The picture of "the Ochiai unknot" is not the unknot that took a long time for a computer to untangle. Ochiai has designed a number of of difficult unknots, and the pictured one is reportedly in his textbook about computational knot theory[1].

The paper by Andrew, Kavraki, Lydia[2] (cited in the article) cites the paper by Grzeszczuk, Huang, and Kauffman[3]. They show their unknot on page 271, figure 10, and it is obviously more complicated. They cite Ochiai's paper[4], but unfortunately they do not specify which of the three knots it is. It appears to be the knot in figure 3.

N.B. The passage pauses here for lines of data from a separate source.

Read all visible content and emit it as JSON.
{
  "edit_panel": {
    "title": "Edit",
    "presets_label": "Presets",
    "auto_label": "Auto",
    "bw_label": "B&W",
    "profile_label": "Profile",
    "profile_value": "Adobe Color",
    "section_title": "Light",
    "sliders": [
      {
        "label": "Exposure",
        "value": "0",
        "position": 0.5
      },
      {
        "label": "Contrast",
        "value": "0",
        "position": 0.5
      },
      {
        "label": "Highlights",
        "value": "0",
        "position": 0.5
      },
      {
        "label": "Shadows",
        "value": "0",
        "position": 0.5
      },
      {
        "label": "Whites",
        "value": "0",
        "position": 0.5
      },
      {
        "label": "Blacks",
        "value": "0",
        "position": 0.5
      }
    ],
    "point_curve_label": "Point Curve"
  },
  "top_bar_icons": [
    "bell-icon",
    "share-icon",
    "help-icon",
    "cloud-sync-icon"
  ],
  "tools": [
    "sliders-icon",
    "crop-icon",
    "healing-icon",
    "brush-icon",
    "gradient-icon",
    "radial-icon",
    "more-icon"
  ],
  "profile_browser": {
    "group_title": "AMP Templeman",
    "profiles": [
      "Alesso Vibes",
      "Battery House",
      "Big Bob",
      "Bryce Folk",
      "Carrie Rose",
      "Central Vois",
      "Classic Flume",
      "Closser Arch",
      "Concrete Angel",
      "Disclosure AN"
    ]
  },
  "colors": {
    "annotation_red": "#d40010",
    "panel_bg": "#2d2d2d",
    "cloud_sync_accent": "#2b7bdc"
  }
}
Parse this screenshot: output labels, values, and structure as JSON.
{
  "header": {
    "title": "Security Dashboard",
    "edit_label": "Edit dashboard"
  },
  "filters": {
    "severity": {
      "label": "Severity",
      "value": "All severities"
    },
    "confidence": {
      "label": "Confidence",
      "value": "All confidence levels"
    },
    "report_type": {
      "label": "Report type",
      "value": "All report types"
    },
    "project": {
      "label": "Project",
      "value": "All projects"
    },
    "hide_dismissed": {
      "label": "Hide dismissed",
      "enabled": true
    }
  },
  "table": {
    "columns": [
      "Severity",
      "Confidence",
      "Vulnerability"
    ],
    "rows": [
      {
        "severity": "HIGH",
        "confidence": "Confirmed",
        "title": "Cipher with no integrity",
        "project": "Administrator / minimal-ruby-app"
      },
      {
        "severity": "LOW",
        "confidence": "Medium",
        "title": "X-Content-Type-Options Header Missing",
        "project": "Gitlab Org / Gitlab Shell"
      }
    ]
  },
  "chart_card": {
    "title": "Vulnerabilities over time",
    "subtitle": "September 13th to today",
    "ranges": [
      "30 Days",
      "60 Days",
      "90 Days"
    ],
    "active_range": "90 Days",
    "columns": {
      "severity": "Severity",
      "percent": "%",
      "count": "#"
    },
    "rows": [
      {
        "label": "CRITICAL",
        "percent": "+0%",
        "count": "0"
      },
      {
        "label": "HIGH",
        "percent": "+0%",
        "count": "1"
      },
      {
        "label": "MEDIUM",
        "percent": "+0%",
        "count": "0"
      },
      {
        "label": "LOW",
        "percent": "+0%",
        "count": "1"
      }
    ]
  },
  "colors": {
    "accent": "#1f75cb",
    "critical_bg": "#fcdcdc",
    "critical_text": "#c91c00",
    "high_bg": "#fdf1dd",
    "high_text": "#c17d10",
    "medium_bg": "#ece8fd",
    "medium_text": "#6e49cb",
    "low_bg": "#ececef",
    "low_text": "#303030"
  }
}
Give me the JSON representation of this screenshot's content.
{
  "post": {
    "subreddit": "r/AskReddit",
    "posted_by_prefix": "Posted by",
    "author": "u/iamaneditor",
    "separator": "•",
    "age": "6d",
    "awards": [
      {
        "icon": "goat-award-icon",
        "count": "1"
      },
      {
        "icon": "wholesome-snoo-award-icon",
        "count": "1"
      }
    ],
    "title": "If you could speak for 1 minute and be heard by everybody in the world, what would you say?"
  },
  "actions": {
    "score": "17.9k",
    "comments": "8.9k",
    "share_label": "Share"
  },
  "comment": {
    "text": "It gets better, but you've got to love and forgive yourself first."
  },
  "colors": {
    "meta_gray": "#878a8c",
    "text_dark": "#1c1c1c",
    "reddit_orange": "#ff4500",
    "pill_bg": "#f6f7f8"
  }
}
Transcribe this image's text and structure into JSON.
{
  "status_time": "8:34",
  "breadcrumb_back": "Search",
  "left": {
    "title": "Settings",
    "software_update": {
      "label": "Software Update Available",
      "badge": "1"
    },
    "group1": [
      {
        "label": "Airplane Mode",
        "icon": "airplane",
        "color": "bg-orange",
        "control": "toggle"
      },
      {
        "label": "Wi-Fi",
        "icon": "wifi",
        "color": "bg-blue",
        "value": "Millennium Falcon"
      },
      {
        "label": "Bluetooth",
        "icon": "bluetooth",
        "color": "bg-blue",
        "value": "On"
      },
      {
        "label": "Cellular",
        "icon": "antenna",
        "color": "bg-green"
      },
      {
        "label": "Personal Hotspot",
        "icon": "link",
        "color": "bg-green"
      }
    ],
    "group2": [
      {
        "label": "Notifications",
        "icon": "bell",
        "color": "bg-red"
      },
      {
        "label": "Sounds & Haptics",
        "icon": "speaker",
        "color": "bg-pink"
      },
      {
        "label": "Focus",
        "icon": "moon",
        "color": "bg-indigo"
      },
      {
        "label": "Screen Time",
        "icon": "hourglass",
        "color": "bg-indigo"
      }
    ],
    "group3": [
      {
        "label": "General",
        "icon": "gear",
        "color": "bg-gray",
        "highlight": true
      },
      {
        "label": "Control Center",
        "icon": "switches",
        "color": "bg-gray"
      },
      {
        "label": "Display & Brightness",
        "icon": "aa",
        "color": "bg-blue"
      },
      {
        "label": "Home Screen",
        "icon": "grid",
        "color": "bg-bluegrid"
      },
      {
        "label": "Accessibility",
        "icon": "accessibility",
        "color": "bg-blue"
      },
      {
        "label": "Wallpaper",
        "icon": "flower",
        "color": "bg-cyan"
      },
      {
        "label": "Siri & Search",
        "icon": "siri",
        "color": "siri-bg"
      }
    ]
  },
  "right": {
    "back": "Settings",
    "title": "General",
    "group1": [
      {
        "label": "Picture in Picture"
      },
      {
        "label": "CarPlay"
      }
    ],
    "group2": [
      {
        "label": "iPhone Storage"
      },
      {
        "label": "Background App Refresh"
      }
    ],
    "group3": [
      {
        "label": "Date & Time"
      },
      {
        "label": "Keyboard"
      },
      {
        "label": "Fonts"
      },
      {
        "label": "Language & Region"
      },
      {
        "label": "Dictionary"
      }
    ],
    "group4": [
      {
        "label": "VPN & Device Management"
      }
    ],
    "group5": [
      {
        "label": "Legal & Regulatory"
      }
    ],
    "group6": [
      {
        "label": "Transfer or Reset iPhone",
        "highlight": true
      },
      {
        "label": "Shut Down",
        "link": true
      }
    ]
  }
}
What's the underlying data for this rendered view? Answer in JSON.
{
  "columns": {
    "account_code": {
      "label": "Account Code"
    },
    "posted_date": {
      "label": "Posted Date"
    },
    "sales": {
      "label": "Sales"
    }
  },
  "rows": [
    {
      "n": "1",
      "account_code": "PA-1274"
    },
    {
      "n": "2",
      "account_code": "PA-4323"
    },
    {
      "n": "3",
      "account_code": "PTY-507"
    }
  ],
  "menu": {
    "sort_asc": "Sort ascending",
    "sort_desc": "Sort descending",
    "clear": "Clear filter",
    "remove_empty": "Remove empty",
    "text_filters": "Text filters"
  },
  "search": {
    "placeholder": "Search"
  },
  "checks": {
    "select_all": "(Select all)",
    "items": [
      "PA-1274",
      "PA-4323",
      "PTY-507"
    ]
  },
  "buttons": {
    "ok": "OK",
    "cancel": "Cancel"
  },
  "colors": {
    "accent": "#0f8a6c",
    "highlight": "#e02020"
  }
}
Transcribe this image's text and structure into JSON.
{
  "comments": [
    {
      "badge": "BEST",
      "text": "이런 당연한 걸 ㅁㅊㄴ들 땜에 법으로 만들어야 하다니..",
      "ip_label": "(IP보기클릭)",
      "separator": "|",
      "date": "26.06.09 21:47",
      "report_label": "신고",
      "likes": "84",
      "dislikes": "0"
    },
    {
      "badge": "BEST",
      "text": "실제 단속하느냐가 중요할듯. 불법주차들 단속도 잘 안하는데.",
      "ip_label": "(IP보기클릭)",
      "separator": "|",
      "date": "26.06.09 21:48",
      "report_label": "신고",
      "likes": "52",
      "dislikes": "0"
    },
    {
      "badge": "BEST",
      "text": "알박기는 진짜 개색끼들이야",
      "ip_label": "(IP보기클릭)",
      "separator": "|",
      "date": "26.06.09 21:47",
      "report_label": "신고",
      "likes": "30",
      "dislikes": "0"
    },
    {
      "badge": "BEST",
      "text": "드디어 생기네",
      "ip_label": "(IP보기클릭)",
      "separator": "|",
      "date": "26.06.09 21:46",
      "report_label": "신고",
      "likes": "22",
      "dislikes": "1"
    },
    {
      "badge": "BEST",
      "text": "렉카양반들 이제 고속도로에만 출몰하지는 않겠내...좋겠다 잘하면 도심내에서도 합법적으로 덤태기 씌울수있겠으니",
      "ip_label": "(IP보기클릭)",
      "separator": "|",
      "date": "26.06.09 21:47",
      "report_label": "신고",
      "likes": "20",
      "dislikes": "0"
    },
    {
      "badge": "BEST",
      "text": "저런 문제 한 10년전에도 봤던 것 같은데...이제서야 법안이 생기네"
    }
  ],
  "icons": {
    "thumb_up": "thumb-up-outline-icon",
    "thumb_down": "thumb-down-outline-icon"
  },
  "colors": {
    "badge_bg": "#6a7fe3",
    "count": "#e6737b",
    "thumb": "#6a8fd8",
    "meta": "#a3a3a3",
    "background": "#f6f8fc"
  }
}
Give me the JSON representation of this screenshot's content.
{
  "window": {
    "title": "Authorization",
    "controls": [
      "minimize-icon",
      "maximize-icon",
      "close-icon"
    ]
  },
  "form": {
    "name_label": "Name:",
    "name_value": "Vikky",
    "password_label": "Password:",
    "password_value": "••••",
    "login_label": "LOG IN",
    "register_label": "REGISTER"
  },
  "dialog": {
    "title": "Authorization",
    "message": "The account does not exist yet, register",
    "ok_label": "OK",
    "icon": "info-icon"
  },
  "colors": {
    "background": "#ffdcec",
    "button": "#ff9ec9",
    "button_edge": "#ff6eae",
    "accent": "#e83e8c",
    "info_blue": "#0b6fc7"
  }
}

I will move the image to unknot and add these citations. I will leave it for later or someone else to verify that figure 3 of Ochiai's paper is the unknot from Grzeszczuk, Huang, and Kauffman and redraw it for Wikipedia. — Preceding unsigned comment added by Kmill (talkcontribs) 21:53, 10 November 2017 (UTC)[reply]

References

  1. ^ M. Ochiai, Introduction to knot theory by computer, Makino publisher, 1996
  2. ^ Ladd, Andrew M.; Kavraki, Lydia E. (2004), "Motion planning for knot untangling", in Boissonnat, Jean-Daniel; Burdick, Joel; Goldberg, Ken; Hutchinson, Seth, Algorithmic Foundations of Robotics V, Springer Tracts in Advanced Robotics, 7, Springer, pp. 7–23, doi:10.1007/978-3-540-45058-0_2.
  3. ^ R. Grzeszczuk, M. Huang, and L. Kauffman. Physically-based stochastic simplification of mathematical knots. IEEE Transactions on Visualization and Computer Graphics, 3(3):262-278, 1997
  4. ^ M. Ochiai, “Non-Trivial Projections of the Trivial Knot,” S.M.F. Asterisque, vol. 192, pp. 7-9, 1990.